This program seeks changes in files you designate, and then records those changes, the system time of the noticed change, and then any other data you want to link to it. Doctorow says he has his tied to the weather and personal blog changes, and wants to include what music was on his media player at the time as well.
All of this, he argues, is a corrective to the digital age’s dismissal of the archive – that earlier authors’ marginalia and various drafts indicate important realities behind the text that we should be able to access to find out more about the author’s state of mind, the process of authoring a text, or perhaps the actual meaning of a work.
This program flashbake is another attempt, just like brain imaging, and other deployments of technology to correct the insights of postmodernism – that is, the subject is fluid, all changing, and ultimately unknowable as a metaphysical construct. The subject remains elusive; the only moments of stable subject we get are like bad Polaroids, and inference to a more stable subject position are sort of like writing biographies from a stack of Polaroids.
Modernist thinkers, and people who are still suffering from Enlightenment hangover (what a bender that was, we had a great time drunk on our own brewed-up conception that we could master and know the whole universe) find this sentiment a bit disconcerting. It’s a bit scary to think that your identity is a construct, a fluid that takes form based on many factors, and not a self-aware static being that is interacting with a static, stable-state world.

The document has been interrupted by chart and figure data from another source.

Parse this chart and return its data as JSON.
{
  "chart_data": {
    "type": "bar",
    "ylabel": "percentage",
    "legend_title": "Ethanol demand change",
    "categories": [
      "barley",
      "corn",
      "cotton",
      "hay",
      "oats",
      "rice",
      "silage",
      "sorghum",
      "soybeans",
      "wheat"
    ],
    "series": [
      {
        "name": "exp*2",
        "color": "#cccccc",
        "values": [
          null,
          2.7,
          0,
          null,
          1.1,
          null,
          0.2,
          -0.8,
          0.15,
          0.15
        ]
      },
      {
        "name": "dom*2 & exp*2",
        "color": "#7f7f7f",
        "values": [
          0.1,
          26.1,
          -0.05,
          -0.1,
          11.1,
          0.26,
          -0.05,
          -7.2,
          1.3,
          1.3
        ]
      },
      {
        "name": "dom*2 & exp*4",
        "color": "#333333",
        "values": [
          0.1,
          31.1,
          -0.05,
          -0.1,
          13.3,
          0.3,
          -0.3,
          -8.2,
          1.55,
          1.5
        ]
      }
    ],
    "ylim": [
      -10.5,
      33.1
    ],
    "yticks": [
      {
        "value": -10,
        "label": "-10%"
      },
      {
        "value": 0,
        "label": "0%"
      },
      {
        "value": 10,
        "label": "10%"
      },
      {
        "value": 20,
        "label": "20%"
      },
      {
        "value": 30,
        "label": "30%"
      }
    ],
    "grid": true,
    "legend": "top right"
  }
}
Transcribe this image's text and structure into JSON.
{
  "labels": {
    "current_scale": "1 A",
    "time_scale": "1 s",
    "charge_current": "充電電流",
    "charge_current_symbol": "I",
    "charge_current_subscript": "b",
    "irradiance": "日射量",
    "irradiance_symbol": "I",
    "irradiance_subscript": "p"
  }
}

So the logical reaction to postmodernism, besides dismissing it as sheer, simplistic relativism (oh, so we aren’t who we are and nobody really exists so we can just murder people?) is to say, “Thank you postmodernism for the corrective, we will now patch it up.” And technology seems a good method for doing that.
The idea is that postmodernism is not a totalizing critique of modernism, but a suggestion box to correct modernism, and soon technology will dismiss postmodernism’s views. Brain imaging is a great example of this – we will soon see exactly why and how people have different opinions, because the technology allows us to see the mind at work right at that moment. We will pin it all down, and have it – like a butterfly collection.
brain imaging is to the human condition as flashbake is to the problem of authorial intent. If we know every detail of every change on a manuscript – including songs, weather, and perhaps website views, we can present ourselves with the actual author’s state of mind at the time of writing. And then we can pin down meaning. We can know exactly what was up at the time of that correction and meaning won’t elude us anymore.
The archive is a powerful trope, but the archive’s power also stems from the idea of recovery and discovery – that not everything can be known about an author’s intent, and the archive is a powerful source to return to in order to bring debates back to the table about meaning, origin and purpose. The value of the archive is to preserve the debate, not end it.
The value of flashbake and ohter projects of supermodernism is to end debate, to know finally (in both senses) the answer, and to pin it all down. But the question is begged. Are these the signs of knowing or do we really know? Very much like the moon missions, the rocks we brought back from there raised new questions and provided little answers. What happens when we lock out interpretation of meaning? Doesn’t meaning die?
Or the ultimate petitio: What good is a pinned down butterfly under glass?
Comments
One response to “From the SuperModernism file”
I KNOW! I like the suggestion box for modernism concept–the notion that tech is a way around the bump of Pomo and back online to the perfection (read: frozen meaning) we all so desperately desire.
Poor butterflies under glass. What do you think might be a less scary way to introduce people to these dynamics of meaning? Or is the scary the point?